United States District Court, Ninth Circuit, California, C.D. California
Apr 20, 2015
ED CV 14-1340-E (C.D. Cal. Apr. 20, 2015)

Opinion

          For Idelfonso Herrera, Plaintiff: Bill LaTour, LEAD ATTORNEY, Bill LaTour Law Offices, Colton, CA.

          For Carolyn W Colvin, Commissioner of Social Security, Defendant: Assistant U.S. Attorney LA-CV, LEAD ATTORNEY, AUSA - Office of U.S. Attorney, Los Angeles, CA; Assistant U.S. Attorney LA-SSA, LEAD ATTORNEY, Office of the General Counsel for Social Security Adm., San Francisco, CA; Lynn M Harada, LEAD ATTORNEY, SAUSA - U.S. Attorney's Office, San Francisco, CA.


          MEMORANDUM OPINION AND ORDER OF REMAND

          CHARLES F. EICK, UNITED STATES MAGISTRATE JUDGE.

         Pursuant to sentence four of 42 U.S.C. section 405(g), IT IS HEREBY ORDERED that Plaintiff's and Defendant's motions for summary judgment are denied, and this matter is remanded for further administrative action consistent with this Opinion.

         PROCEEDINGS

         Plaintiff filed a complaint on July 8, 2014, seeking review of the Commissioner's denial of benefits. The parties consented to proceed before a United States Magistrate Judge on August 21, 2014. Plaintiff filed a motion for summary judgment on January 29, 2015. Defendant filed a motion for summary judgment on April 1, 2015. The Court has taken the motions under submission without oral argument. See L.R. 7-15; " Order, " filed July 14, 2014.

         BACKGROUND

         Plaintiff, a former construction worker, asserts disability since May 1, 2008, based primarily on alleged neck and back problems (Administrative Record (" A.R.") 33-48, 72-73, 153-58, 188). The Administrative Law Judge (" ALJ") found Plaintiff suffers from several severe impairments, but retains the residual functional capacity to perform a limited range of light work (A.R. 13-22). In finding this capacity, the ALJ rejected the contrary opinions of Plaintiff's treating physicians, Dr. Richard Mulvania and Dr. Clifford Berstein (A.R. 21, 1799-1801, 1803-08). The ALJ stated:

The undersigned has given little to some weight to the opinions of these physicians. . . . Dr. Mulvania had not seen the claimant for a year prior to completing the October 2012 assessment. . . . Moreover, as stated above, the opinion as to whether a claimant is disabled under the Social Security Act is an issue reserved for the Commissioner. Opinions from advocates in the form of checklist answers have been considered in the context of the record of the whole. Considering the claimant's longitudinal clinical presentation, type of and response to treatment, daily activities, and objective signs and findings, greater limitations than as found herein are not warranted (A.R. 21).
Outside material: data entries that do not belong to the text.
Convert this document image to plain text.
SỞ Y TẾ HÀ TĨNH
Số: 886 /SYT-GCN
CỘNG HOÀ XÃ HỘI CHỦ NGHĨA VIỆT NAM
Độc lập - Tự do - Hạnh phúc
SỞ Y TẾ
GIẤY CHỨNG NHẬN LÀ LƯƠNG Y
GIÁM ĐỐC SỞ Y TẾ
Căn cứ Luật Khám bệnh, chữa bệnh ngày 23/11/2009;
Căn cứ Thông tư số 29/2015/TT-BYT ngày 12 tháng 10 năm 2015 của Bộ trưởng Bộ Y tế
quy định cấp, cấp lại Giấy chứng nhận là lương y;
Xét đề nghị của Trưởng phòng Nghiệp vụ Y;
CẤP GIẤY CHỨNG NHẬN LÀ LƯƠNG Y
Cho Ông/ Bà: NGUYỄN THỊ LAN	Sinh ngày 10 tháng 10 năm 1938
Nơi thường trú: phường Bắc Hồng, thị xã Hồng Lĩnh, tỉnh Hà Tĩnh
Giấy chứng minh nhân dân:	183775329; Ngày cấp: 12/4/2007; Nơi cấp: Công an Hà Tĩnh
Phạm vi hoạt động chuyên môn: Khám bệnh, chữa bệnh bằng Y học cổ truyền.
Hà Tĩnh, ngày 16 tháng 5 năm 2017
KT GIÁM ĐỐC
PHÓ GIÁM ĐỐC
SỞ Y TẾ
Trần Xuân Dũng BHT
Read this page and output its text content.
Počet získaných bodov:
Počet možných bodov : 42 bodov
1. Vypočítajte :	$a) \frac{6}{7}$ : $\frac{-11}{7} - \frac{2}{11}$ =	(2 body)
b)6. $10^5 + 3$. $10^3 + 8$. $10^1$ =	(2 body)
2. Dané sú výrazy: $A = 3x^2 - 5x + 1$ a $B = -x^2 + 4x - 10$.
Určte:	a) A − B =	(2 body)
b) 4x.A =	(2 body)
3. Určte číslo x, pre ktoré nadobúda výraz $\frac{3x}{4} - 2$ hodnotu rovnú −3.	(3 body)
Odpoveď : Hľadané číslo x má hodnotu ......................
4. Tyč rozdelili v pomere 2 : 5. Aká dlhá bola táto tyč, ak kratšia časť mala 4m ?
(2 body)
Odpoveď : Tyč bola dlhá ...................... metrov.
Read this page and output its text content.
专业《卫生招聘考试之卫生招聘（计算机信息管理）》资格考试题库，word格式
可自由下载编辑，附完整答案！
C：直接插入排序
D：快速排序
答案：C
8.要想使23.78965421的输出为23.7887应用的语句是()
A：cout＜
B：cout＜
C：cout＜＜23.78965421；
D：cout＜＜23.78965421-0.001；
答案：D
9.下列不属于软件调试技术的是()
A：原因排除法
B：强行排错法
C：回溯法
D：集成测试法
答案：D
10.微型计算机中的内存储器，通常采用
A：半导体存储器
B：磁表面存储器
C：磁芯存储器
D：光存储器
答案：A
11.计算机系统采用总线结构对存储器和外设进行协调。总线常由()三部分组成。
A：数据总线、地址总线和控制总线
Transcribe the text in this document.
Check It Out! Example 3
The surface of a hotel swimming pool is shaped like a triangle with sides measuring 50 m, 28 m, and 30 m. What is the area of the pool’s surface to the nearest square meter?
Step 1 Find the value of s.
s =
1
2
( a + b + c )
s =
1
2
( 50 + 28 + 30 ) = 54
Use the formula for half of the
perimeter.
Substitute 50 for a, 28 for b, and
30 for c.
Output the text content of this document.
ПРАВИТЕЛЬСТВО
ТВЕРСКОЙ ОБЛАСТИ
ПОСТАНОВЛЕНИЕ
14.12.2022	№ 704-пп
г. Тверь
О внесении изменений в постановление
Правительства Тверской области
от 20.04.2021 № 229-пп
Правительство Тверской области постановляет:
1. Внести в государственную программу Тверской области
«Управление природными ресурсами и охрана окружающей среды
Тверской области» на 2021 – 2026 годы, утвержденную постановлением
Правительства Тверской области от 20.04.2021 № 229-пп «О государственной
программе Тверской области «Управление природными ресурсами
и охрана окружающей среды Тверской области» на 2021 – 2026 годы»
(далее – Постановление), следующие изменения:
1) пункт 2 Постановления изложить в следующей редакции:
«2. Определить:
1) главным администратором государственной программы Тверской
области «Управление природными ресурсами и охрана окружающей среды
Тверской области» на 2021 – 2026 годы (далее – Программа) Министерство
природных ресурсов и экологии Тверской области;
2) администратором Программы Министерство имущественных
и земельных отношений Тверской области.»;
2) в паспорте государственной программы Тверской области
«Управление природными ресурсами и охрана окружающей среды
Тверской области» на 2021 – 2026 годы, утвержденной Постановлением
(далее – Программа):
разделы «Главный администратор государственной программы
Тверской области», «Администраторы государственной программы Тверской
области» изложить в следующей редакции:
         The ALJ determined that the capacity found to exist would not permit the performance of Plaintiff's past relevant work, but would permit the performance of other jobs existing in significant numbers (A.R. 22-24). Accordingly, the ALJ found Plaintiff not disabled (A.R. 24). The Appeals Council considered additional evidence, but denied review (A.R. 1-4, 1899).

         STANDARD OF REVIEW

         Under 42 U.S.C. section 405(g), this Court reviews the Administration's decision to determine if: (1) the Administration's findings are supported by substantial evidence; and (2) the Administration used correct legal standards. See Carmickle v. Commissioner, 533 F.3d 1155, 1159 (9th Cir. 2008); Hoopai v. Astrue, 499 F.3d 1071, 1074 (9th Cir. 2007); see also Brewes v. Commissioner, 682 F.3d 1157, 1161 (9th Cir. 2012). Substantial evidence is " such relevant evidence as a reasonable mind might accept as adequate to support a conclusion." Richardson v. Perales, 402 U.S. 389, 401, 91 S.Ct. 1420, 28 L.Ed.2d 842 (1971) (citation and quotations omitted); see also Widmark v. Barnhart, 454 F.3d 1063, 1066 (9th Cir. 2006).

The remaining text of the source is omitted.